Eh bien, Polos, puisque tu préfères m’écouter, je dis que cela vaut mieux, quand on fait un de ces actes avec justice, et que c’est mauvais, si l’acte est injuste.

POLOS

XXVI. — Belle difficulté vraiment, Socrate, de te réfu­ter ! Un enfant même te prouverait que tu es dans l’erreur.

SOCRATE

J’aurais beaucoup de reconnaissance à cet enfant, et j’en aurai autant pour toi, si tu me réfutes et me débarrasses de ma niaiserie.
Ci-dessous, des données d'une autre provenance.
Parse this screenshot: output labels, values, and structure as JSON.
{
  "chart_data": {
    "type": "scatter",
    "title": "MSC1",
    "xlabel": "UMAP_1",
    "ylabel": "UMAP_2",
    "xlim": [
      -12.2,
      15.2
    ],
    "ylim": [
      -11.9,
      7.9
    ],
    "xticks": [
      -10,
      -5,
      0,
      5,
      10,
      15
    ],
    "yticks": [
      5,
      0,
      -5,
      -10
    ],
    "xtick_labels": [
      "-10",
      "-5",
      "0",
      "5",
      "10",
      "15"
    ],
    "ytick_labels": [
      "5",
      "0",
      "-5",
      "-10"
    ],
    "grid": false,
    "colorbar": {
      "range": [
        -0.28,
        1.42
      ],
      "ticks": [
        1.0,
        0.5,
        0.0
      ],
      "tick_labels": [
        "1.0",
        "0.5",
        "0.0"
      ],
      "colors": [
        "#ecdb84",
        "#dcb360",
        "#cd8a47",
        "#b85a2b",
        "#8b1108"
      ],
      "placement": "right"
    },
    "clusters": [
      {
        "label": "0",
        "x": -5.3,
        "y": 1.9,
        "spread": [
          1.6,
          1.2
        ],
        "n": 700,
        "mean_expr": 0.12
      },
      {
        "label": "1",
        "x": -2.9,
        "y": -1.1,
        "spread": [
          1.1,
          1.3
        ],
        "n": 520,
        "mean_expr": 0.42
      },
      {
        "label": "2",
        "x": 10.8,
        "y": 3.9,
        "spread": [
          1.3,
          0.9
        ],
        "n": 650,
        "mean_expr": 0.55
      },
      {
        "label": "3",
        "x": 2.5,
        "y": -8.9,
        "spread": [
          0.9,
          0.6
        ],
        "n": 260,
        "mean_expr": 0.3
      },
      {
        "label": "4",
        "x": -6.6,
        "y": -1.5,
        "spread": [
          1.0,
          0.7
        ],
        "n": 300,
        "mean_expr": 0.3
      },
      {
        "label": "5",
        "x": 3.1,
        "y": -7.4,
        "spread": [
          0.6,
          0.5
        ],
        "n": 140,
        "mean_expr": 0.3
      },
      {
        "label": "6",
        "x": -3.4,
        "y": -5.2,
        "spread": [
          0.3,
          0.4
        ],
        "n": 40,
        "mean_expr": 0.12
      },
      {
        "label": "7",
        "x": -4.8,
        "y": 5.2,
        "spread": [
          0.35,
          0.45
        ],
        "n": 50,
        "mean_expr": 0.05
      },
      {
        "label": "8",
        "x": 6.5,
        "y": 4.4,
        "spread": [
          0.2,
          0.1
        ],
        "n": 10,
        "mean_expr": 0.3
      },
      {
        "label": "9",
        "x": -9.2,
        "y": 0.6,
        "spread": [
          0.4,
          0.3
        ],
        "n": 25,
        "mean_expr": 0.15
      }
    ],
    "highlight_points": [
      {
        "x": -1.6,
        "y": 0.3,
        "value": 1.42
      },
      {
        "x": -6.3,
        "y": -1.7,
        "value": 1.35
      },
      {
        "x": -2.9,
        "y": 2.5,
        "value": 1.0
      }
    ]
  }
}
Ne te lasse donc pas d’obliger un homme qui t’aime, et réfute‑moi.

POLOS

Pour te réfuter, Socrate, on n’a nul besoin de prendre des exemples dans le passé : ceux d’hier et d’aujourd’hui suffisent pour te convaincre d’erreur et te démontrer que les gens injustes sont souvent heureux.

SOCRATE

De quels exemples parles‑tu ?

POLOS

Tu vois bien sans doute Archélaos 18, fils de Perdiccas, régner aujourd’hui en Macédoine ?

SOCRATE

Si je ne le vois pas, j’en ai du moins entendu parler.

POLOS

Eh bien, te paraît‑il heureux ou malheureux ?

SOCRATE

Je n’en sais rien, Polos : je ne me suis pas encore rencontré avec lui.

POLOS

Quoi donc ? tu le saurais, si tu t’étais rencontré avec lui, et, d’ici même, tu ne peux pas savoir autrement qu’il est heureux ?

SOCRATE

Non, par Zeus, non.

POLOS

Alors on peut être sûr, Socrate, que, du grand roi lui-­même, tu vas dire que tu ignores s’il est heureux.